1) RISC-V in deskop variant will still only need less than 200 instructions. So far less than the 1500 instructions of x86. Of course transistors for branch prediction, out of order execution and caches wlil dwarf transistors required for the decoders in a high performance desktop chip.

However small cores still matter if you implement specialized hardware for things like AI, image processing, encryption etc. That will increasingly be the way companies like Apple will deliver high performance to users.

It is not your email applications which require screaming performance, it is your video editing and image processing software. Here specialized hardware will play a major role. You can look at something like Esperanto Technologies SOC-1. They make a chips with a large variety of different RISC-V cores. Some RISC-V cores are general purpose cores with lots of transistors. Other cores are simple specialized cores for AI tasks. However they still use the RISC-V instructions.

For implementers and devlopers it should surely be beneficial to see the same ISAs used all over the place. x86 and ARM cannot offer anything like that. Specialized co-processors and accelerators will have to use entirely different ISAs.

2) No desktop processing is not that parallel, but most desktop processing is already fast enough. The things which are not fast enough do either benefit from specialized hardware accelerators/co-processors or multiple cores. Server tasks and compiling has very obvious benefits from going multi-core.

If you look at the M1, AI, Image processing and video encoding is NOT done on the GPU. It is done on other specialized hadware such as the Neural Engine and other co-processors.

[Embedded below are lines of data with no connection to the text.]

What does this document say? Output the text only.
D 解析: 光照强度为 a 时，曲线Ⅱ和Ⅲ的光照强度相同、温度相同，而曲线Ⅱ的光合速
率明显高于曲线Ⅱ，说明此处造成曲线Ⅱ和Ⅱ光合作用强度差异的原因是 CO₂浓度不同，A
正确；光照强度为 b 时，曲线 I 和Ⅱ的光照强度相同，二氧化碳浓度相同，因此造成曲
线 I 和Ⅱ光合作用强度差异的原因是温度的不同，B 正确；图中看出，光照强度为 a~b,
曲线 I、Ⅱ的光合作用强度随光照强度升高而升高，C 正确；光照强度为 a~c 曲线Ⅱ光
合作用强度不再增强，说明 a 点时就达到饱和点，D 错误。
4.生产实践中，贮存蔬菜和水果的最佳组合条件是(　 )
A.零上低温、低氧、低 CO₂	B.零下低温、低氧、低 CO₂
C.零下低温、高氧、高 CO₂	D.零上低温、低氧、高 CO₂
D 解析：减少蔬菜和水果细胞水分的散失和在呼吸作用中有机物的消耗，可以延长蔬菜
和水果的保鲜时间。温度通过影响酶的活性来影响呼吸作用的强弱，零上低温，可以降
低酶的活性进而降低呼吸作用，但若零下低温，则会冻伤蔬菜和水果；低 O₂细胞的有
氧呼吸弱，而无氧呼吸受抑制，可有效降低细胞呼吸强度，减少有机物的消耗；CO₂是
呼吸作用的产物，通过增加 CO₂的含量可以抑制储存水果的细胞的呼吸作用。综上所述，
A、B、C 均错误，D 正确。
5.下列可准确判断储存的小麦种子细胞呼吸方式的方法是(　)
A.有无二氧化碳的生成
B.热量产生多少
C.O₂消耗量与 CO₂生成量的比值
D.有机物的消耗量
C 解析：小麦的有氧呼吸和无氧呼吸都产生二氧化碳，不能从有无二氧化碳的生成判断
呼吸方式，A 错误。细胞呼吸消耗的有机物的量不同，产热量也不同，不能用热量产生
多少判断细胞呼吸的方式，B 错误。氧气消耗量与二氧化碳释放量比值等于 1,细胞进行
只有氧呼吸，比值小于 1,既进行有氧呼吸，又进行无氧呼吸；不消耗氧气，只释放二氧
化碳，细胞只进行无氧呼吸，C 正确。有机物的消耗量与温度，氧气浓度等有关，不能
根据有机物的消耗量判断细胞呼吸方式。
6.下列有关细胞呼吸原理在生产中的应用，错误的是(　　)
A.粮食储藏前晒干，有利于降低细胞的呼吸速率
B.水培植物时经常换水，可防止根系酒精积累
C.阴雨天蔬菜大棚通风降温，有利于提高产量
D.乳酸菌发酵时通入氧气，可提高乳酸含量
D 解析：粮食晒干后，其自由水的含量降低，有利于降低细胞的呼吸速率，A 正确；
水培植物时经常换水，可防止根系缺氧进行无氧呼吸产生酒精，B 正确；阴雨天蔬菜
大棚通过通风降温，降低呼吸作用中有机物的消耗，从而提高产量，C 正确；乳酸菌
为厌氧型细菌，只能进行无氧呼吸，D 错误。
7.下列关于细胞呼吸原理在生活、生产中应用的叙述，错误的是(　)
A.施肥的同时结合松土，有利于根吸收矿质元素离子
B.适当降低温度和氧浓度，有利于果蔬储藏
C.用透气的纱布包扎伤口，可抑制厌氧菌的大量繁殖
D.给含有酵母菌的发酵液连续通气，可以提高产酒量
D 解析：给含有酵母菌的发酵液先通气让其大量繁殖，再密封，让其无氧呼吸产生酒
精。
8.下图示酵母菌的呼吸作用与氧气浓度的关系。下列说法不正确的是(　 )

The point here is that those accelerators can be made as RISC-V processors. That is the advantage of an architecuture which can be tailored for different tasks. x86 and ARM ISA are not suitable ISA for making accelerators and co-processors. They are only usable as general purpose processors.

RISC-V has the advantage of being able to cover all of them. You can do embedded CPUs, general purpose CPUs and specialized accelerators.

That makes it a valuable architecure as you can build tooling which can be utilized for a large variety of hardware. In the age of hetergenous computing, RISC-V will be king. It was made for this world.